Mike,
On Mon, Mar 12, 2012 at 10:30 PM, Mike Lambert <dragonforen(a)hotmail.com> wrote:
I have found an interesting result and have a fair
amount of data to share.
Bottom line is that connscan may have missed (and miss reported) some
connections (see memory image).
2 IPs are missing and note the ports recorded by cports and those reported
by V2.0 connscan. Check the attached xls search hits, where did port 1088
and 1064 come from?
First you should ask yourself why you're using connscan. Knowing these
things is a good idea. From the reference
(
http://code.google.com/p/volatility/wiki/CommandReference#connscan)
it says:
"To find connection structures using pool tag scanning, use the
connscan command. This can find artifacts from previous connections
that have since been terminated."
So port 1088 and 1064 were used by fix_pack.exe. They are not detected
by cports because cports is a live tool running on the machine,
sometime after the 1088 and 1064 connections had closed.

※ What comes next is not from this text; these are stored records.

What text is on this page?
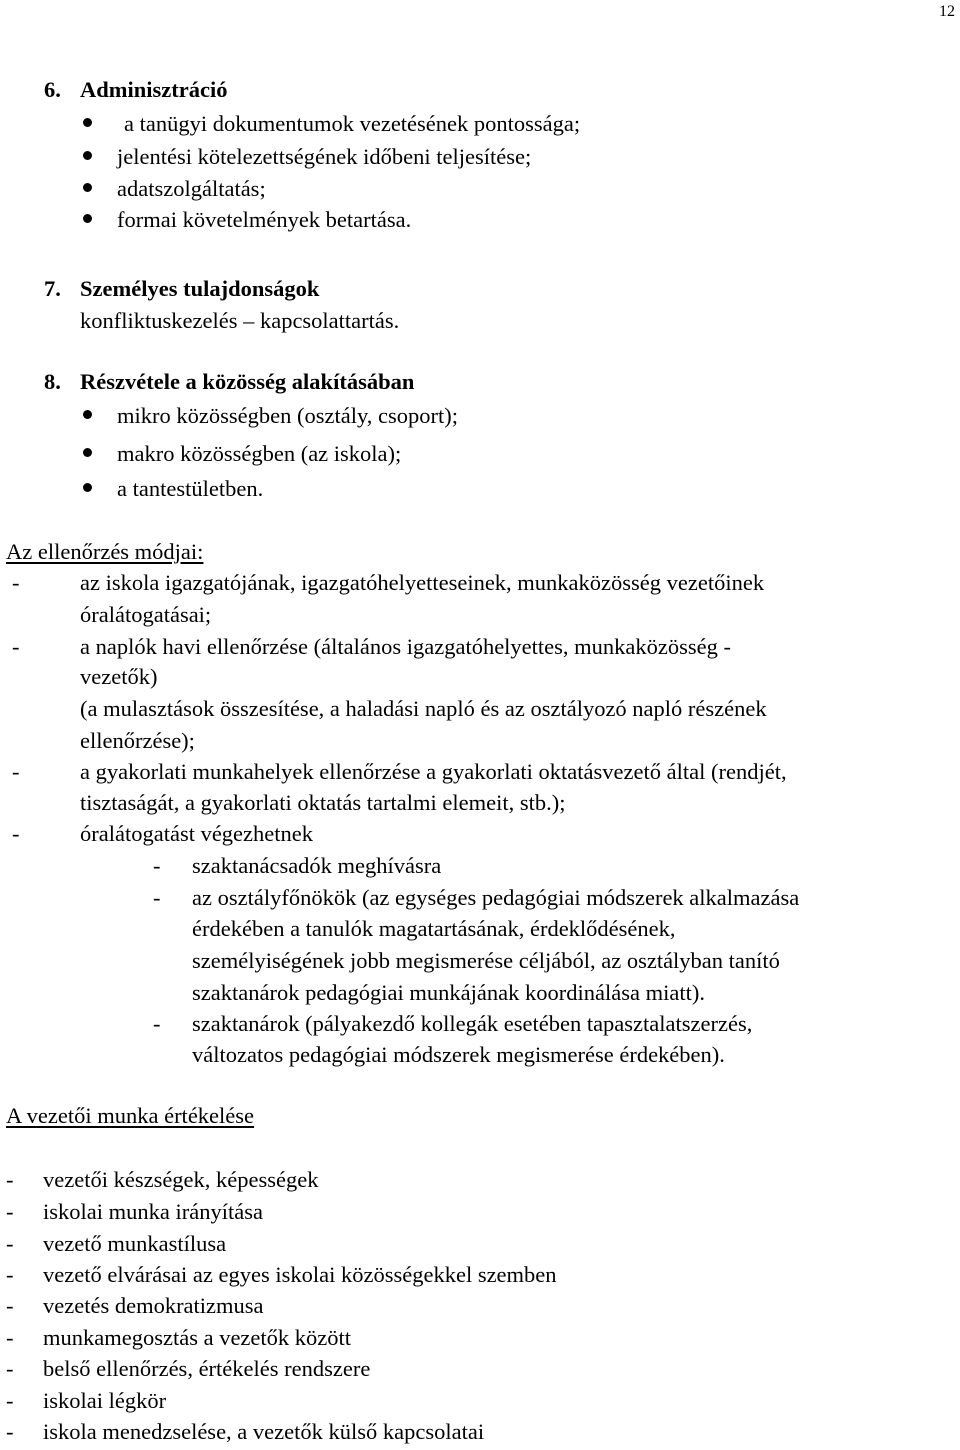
12
6. Adminisztráció
a tanügyi dokumentumok vezetésének pontossága;
jelentési kötelezettségének időbeni teljesítése;
adatszolgáltatás;
formai követelmények betartása.
7. Személyes tulajdonságok
konfliktuskezelés – kapcsolattartás.
8. Részvétele a közösség alakításában
mikro közösségben (osztály, csoport);
makro közösségben (az iskola);
a tantestületben.
Az ellenőrzés módjai:
-	az iskola igazgatójának, igazgatóhelyetteseinek, munkaközösség vezetőinek
óralátogatásai;
-	a naplók havi ellenőrzése (általános igazgatóhelyettes, munkaközösség -
vezetők)
(a mulasztások összesítése, a haladási napló és az osztályozó napló részének
ellenőrzése);
-	a gyakorlati munkahelyek ellenőrzése a gyakorlati oktatásvezető által (rendjét,
tisztaságát, a gyakorlati oktatás tartalmi elemeit, stb.);
-	óralátogatást végezhetnek
- szaktanácsadók meghívásra
- az osztályfőnökök (az egységes pedagógiai módszerek alkalmazása
érdekében a tanulók magatartásának, érdeklődésének,
személyiségének jobb megismerése céljából, az osztályban tanító
szaktanárok pedagógiai munkájának koordinálása miatt).
- szaktanárok (pályakezdő kollegák esetében tapasztalatszerzés,
változatos pedagógiai módszerek megismerése érdekében).
A vezetői munka értékelése
- vezetői készségek, képességek
- iskolai munka irányítása
- vezető munkastílusa
- vezető elvárásai az egyes iskolai közösségekkel szemben
- vezetés demokratizmusa
- munkamegosztás a vezetők között
- belső ellenőrzés, értékelés rendszere
- iskolai légkör
- iskola menedzselése, a vezetők külső kapcsolatai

For more information on the lifetime of socket and connection objects
(for example which APIs are involved in creating and freeing them),
see Chapter 18 of Malware Cookbook.
I can provide a copy of the memory image! Imager
is win32dd.exe.
Here is the IP connection record I have from cports:
Date Time Log action PID Program Name Proto Source
IP Destination IP
3/12/2012 3:53:10 PM Added 1344 fix_pack.exe TCP
192.168.1.44:1063 212.117.175.34:80
3/12/2012 3:53:10 PM Added 1344 fix_pack.exe TCP
192.168.1.44:1065 98.142.243.60:80
3/12/2012 3:53:10 PM Added 1344 fix_pack.exe TCP
192.168.1.44:1066 98.142.243.60:80
3/12/2012 3:53:11 PM Removed 1344 fix_pack.exe TCP
192.168.1.44:1065 98.142.243.60:80
3/12/2012 3:53:11 PM Removed 1344 fix_pack.exe TCP
192.168.1.44:1066 98.142.243.60:80
3/12/2012 3:53:45 PM Added 1344 fix_pack.exe TCP
192.168.1.44:1078 92.123.68.97:80
3/12/2012 3:54:06 PM Added 1344 fix_pack.exe TCP
192.168.1.44:1080 98.142.243.60:80
3/12/2012 3:54:06 PM Removed 1344 fix_pack.exe TCP
192.168.1.44:1078 92.123.68.97:80
3/12/2012 3:54:27 PM Removed 1344 fix_pack.exe TCP
192.168.1.44:1080 98.142.243.60:80
3/12/2012 3:54:30 PM Added 1344 fix_pack.exe TCP
192.168.1.44:1087 98.142.243.60:80
3/12/2012 3:54:31 PM Removed 1344 fix_pack.exe TCP
192.168.1.44:1063 212.117.175.34:80
3/12/2012 3:54:31 PM Removed 1344 fix_pack.exe TCP
192.168.1.44:1087 98.142.243.60:80
Here is the result of V2.0 connscan:
Scan for connection objects (connscan):
Offset Local Address Remote Address Pid
---------- ------------------------- ------------------------- ------
0x041484c0 192.168.1.44:1088 98.142.243.60:80 1344
0x04193278 192.168.1.44:1093 65.54.51.29:443 3756
0x041cdc40 192.168.1.44:1064 98.142.243.60:80 1344
Attached is search results of the memory image, with memory offsets. (A few
are dups and that may be the Win32dd imager)
Hmm, I'm not sure how you created this or what you expected to see in
the output. It looks like you searched for IP address strings in the
memory dump. There are a few things worth mentioning here. A lot of
the "noise" in the output appears to be from the live tool you ran
prior to capturing the memory dump (that's why you should always
capture volatility memory first - so your other tools don't pollute
the image). Also, if you're looking for connection objects this way,
you won't find them because the IPv4 addresses don't exist natively as
strings, they are just 32-bit numbers.
Hope that helps?
MHL
Where did ports 1088 and 1064 come from?